Evaluation
This guide covers basic local evaluation for getting started. For large-scale evaluation (running many routes parallely), see the SLURM Evaluation Guide.
Overview
We provided in the Quick Start tutorial how to evaluate a trained policy on a single Bench2Drive route. Currently we support scripts to evaluate the three most popular benchmarks locally:
Bench2Drive script - 220 routes
Longest6 v2 script - 36 routes
Town13 script - 20 routes
Running Evaluations
1. Start CARLA Server
Before running any evaluation, start the CARLA server:
bash scripts/start_carla.sh
2. Customize Checkpoint and Route
Each evaluation script contains these key variables you can modify:
export BENCHMARK_ROUTE_ID=23687 # Route ID to evaluate
export CHECKPOINT_DIR=outputs/checkpoints/tfv6_resnet34/ # Path to model checkpoint
For Bench2Drive, route IDs range from 0-219. For Longest6, use 00-35. For Town13, use 0-19.
3. Configuration Options
Evaluation behavior is controlled by config_closed_loop.py.
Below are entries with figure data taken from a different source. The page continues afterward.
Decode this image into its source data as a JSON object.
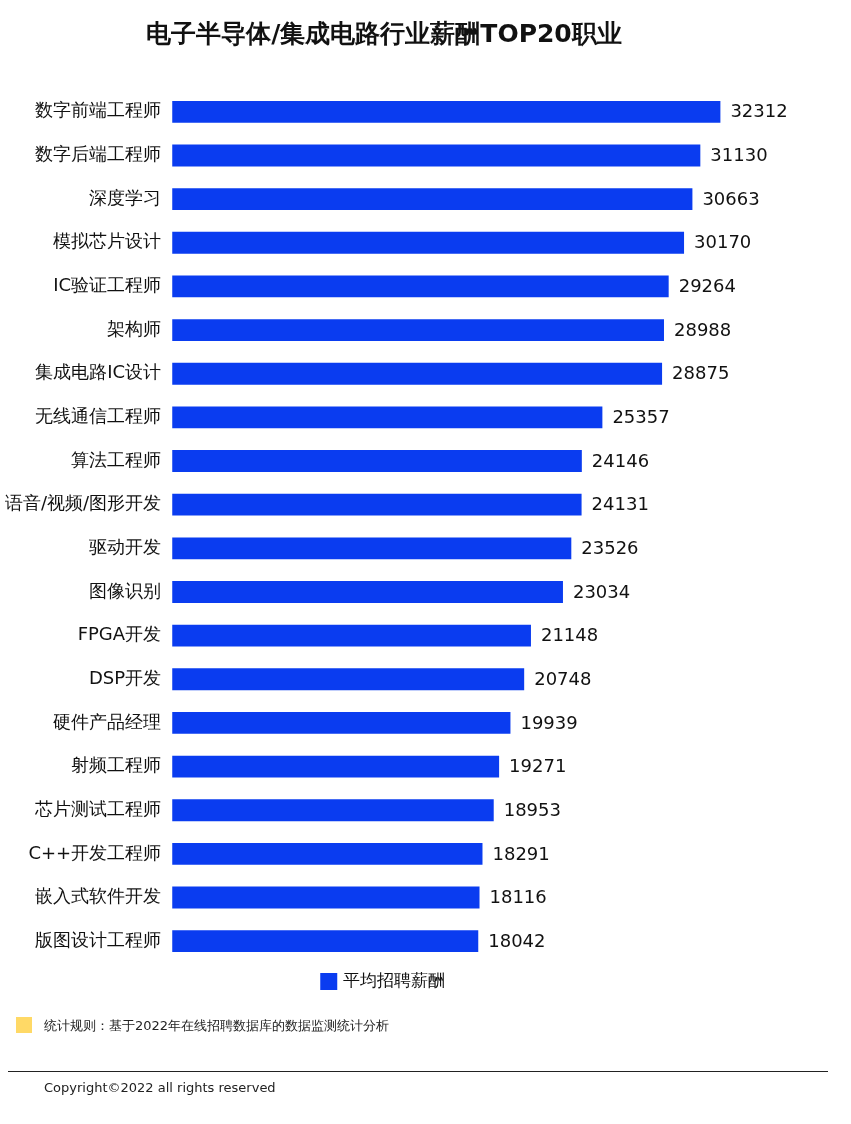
{
  "chart_data": {
    "type": "bar",
    "orientation": "horizontal",
    "title": "电子半导体/集成电路行业薪酬TOP20职业",
    "categories": [
      "数字前端工程师",
      "数字后端工程师",
      "深度学习",
      "模拟芯片设计",
      "IC验证工程师",
      "架构师",
      "集成电路IC设计",
      "无线通信工程师",
      "算法工程师",
      "语音/视频/图形开发",
      "驱动开发",
      "图像识别",
      "FPGA开发",
      "DSP开发",
      "硬件产品经理",
      "射频工程师",
      "芯片测试工程师",
      "C++开发工程师",
      "嵌入式软件开发",
      "版图设计工程师"
    ],
    "series": [
      {
        "name": "平均招聘薪酬",
        "color": "#0a3cf0",
        "values": [
          32312,
          31130,
          30663,
          30170,
          29264,
          28988,
          28875,
          25357,
          24146,
          24131,
          23526,
          23034,
          21148,
          20748,
          19939,
          19271,
          18953,
          18291,
          18116,
          18042
        ]
      }
    ],
    "data_labels": true,
    "legend": "bottom",
    "tick_labels": "y",
    "annotations": [
      "统计规则：基于2022年在线招聘数据库的数据监测统计分析",
      "Copyright©2022 all rights reserved"
    ]
  }
}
Key settings:
produce_demo_video- Generate bird’s-eye view visualization videosproduce_debug_video- Generate detailed debug videos with sensor dataproduce_demo_image- Save individual demo framesproduce_debug_image- Save individual debug frames
Turn off video generation for faster evaluation:
# In your environment or config override
produce_demo_video = False
produce_debug_video = False
The evaluation configuration can be changed for each progress individually with the environment variable LEAD_CLOSED_LOOP_CONFIG.
4. Output Structure
Each evaluation creates:
outputs/local_evaluation/<route_id>/
├── checkpoint_endpoint.json # Metrics and results
├── metric_info.json # Detailed evaluation metrics
├── demo_images/ # Bird's-eye view frames
├── debug_images/ # Debug visualization frames
└── debug_checkpoint/ # Debug checkpoints
If video generation is enabled:
outputs/local_evaluation/
├── <route_id>_demo.mp4 # Bird's-eye view video
└── <route_id>_debug.mp4 # Debug video with sensor data
Summarize Leaderboard 2.0 Results for Longest6 v2 and Town13
After completing all routes in a benchmark, aggregate results using the result parser:
python3 scripts/tools/result_parser.py \
--xml data/benchmark_routes/bench2drive220.xml \
--results outputs/local_evaluation/
This generates a summary CSV with:
Driving score
Route completion percentage
Infraction breakdown (collisions, traffic violations, etc.)
Per-kilometer statistics
Summarize Bench2Drive Results
Bench2Drive provides some more metrics beyond the official Leaderboard 2.0 metrics of Longest6 v2 and Town13. See official guide.
The tools for Bench2Drive in our repo can be found here.
Best Practices
Turn off production of videos and images for Longest6 v2 and Town13: With enough compute (16-32 GTX 1080ti), evaluation can take up to 1 day for 3 seeds on Longest6 v2 and up to 2 days for 3 seeds on Town13. About 90% of the routes will be finished within a few hours.
Restart CARLA between routes: Running multiple routes on the same CARLA instance can lead to rendering bugs (see image, taken from Bench2Drive paper).

bash scripts/clean_carla.sh # Kill CARLA processes
bash scripts/start_carla.sh # Restart fresh instance
Memory management: By default, the pipeline loads all three checkpoint seeds as an ensemble. If memory is limited, rename two of the checkpoint files so only one seed loads.
Use correct leaderboard and scenario_runner: Longest6 v2 and Town13 should be evaluated on the normal leaderboard setup. Bench2Drive must be evaluated on code of their repo, otherwise the results are not valid.
Evaluation variance: CARLA is highly stochastic, even with fixed seeds. Results can vary significantly between runs due to traffic randomness and other non-deterministic factors. Our recommended evaluation protocol:
Minimum (standard practice): Train 3 models with different seeds, evaluate each once → 3 evaluation runs total
Optimal (for publications): Train 3 models with different seeds, evaluate each 3 times → 9 evaluation runs total
We use the minimum protocol in our group.